I could see myself taking Melody out on a city bus—or worse, her driving me.
“Dad, can I at least take the Trans Am?”
“No.”
“Why not? You got Mom’s Honda here, in case you get a fire call.”
“It’s not all about that,” said Dad. “The car’s a fourth-generation Firebird Trans Am. Pontiac stopped making them seven years ago and is now out of business. I grew up on those cars. They’re all I ever drove. I don’t want to waste some of the miles it’s got left so you can make a movie run. Besides, new drivers are hard on cars—the engine, brakes, dings, dents.”
“I understand. You want to deny your only son the same opportunity you had growing up, to sit behind the wheel of an American classic,” I said, laying on the guilt thick. “I’ll probably have to settle for driving some Japanese crap one day, with a name I can’t even pronounce. How do they say it—‘Hi-un-dai’?”
“Here,” Dad finally conceded, tossing me the keys. “And it’s only because you’re missing the end of the game.”
“The movie’s over at four oh five. They’re at the Orpheum,” Mom said. “They’ll be waiting outside.”
I didn’t want to let on, but I’d trade the ending of that game for driving Dad’s car anytime, especially when I could catch the highlights later on ESPN.
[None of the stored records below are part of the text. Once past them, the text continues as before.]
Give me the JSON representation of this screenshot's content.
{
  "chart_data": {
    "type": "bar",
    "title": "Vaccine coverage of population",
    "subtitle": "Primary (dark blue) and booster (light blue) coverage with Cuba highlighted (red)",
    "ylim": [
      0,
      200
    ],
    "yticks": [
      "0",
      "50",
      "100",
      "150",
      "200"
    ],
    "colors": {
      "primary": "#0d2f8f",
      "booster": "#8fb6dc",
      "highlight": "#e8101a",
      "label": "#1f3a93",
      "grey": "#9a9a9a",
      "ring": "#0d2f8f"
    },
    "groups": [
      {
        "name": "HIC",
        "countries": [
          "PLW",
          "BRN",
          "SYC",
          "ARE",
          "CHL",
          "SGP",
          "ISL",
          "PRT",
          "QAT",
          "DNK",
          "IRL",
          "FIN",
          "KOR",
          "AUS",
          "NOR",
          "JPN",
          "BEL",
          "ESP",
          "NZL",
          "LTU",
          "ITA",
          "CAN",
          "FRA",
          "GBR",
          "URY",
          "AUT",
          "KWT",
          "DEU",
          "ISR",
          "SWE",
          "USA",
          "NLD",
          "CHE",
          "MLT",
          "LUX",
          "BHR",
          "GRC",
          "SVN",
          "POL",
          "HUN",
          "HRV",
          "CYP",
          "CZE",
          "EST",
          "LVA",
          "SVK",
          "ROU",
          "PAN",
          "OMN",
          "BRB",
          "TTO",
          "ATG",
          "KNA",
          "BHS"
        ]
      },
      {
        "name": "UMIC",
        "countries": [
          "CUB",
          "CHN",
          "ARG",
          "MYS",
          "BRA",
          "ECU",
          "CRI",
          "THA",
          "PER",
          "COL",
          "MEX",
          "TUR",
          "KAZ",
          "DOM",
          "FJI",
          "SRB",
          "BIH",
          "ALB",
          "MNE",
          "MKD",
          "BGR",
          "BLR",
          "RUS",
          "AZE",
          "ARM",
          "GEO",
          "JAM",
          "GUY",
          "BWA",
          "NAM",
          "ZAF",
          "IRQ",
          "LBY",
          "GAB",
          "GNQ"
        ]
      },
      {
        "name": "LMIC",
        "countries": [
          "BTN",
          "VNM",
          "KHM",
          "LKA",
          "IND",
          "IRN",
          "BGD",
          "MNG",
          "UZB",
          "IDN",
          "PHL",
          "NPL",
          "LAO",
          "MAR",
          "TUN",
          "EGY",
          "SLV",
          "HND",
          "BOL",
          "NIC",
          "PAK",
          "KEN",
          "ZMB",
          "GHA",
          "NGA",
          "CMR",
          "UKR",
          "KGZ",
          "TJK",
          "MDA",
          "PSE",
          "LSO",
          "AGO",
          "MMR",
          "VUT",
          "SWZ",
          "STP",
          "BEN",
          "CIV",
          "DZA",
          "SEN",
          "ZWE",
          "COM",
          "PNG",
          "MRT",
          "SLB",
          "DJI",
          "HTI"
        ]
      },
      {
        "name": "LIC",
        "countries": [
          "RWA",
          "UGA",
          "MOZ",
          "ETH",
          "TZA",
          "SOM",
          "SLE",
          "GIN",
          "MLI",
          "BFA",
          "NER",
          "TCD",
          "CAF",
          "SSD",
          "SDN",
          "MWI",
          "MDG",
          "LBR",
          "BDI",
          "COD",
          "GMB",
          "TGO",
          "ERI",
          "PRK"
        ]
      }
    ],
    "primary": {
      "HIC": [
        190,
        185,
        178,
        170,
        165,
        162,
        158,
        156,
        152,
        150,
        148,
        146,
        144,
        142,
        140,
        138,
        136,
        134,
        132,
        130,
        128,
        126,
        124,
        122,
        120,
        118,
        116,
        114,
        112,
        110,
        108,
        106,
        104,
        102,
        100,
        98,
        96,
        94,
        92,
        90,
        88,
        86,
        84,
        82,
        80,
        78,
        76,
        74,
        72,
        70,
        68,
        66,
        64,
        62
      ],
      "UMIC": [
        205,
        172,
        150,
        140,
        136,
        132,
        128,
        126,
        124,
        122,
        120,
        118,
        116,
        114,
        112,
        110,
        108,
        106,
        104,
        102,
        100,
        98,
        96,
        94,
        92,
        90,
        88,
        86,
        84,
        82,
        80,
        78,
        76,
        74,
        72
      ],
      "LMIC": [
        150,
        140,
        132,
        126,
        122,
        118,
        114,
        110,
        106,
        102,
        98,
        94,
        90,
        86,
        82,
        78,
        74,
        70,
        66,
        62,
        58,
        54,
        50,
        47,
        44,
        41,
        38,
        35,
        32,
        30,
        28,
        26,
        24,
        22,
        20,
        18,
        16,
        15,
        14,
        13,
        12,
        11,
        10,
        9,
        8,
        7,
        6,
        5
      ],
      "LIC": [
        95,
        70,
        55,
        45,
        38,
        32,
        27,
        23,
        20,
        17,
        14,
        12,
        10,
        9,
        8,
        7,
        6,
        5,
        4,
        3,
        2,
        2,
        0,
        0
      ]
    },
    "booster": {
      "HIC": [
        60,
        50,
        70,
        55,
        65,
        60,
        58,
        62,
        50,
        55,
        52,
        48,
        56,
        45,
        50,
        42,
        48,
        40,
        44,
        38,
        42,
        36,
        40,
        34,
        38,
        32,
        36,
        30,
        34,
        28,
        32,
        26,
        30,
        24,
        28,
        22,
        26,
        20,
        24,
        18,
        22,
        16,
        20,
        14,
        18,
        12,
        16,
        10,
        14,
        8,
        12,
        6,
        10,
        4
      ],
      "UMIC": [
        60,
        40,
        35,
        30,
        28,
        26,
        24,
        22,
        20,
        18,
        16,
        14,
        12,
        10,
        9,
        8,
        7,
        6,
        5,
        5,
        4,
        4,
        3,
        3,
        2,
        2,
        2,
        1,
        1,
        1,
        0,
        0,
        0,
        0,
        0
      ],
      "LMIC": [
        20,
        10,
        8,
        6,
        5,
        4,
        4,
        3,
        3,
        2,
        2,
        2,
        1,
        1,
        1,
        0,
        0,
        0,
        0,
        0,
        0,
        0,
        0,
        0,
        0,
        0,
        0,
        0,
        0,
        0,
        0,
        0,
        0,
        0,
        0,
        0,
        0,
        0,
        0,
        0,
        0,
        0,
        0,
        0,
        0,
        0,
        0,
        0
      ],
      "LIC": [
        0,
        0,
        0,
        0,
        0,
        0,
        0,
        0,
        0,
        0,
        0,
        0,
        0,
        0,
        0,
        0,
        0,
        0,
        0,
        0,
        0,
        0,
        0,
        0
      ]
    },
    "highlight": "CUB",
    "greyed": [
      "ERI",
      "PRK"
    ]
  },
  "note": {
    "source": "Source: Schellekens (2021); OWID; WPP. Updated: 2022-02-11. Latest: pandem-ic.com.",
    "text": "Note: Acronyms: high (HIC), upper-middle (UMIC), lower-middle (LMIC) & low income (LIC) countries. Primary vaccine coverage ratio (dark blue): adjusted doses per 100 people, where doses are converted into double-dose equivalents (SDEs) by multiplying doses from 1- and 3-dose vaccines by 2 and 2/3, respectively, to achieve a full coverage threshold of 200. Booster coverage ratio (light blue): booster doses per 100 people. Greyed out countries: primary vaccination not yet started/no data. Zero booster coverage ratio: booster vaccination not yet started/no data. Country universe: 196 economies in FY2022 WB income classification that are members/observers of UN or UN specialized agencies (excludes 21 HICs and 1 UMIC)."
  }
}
Dad’s Firebird was white, with a single blue stripe running down the center. That was exactly the same as the Central High team colors. The car practically hugged the ground, and it had a rear spoiler and pop-up headlights. It was powerful, too, a real muscle car with a V-8 engine beneath the hood.
It had been nearly three months since I was behind the wheel of that gorgeous baby, and that was with Dad riding shotgun. Now I was flying solo.
At a red light two blocks from the Orpheum, a pair of good-looking girls gave me the eye as they crossed the street, right in front of me. I revved the engine high and felt all that horsepower. Then, when the light turned green, I punched the gas and took off down the street like I owned it.
It was already 4: 08. There were plenty of people outside the theater to see me in that sleek sports car, but Jeannie and her girlfriends were nowhere in sight.
After a few more minutes, I looked up at the marquee. There was a horror movie and two shoot-’emup flicks playing. None of them was the kind Jeannie would go to see.
So I figured Mom had screwed up, and that they had gone to the Premiere, six or seven blocks in the opposite direction.
By the time I got there, Jeannie and her friends had walked all the way up to the corner and were starting home on their own. That’s when I saw that she was with Alan and another girl.
I thought about hitting the horn to get their attention.
But I didn’t want anyone seeing me drive Alan around.
What if he tried to sit up front? What if we ran into somebody from the team?
It was a no-brainer. Mom had given me the wrong theater. That was the perfect excuse. So I just let the three of them keep right on walking. And I took the long way home, looking for more girls to impress.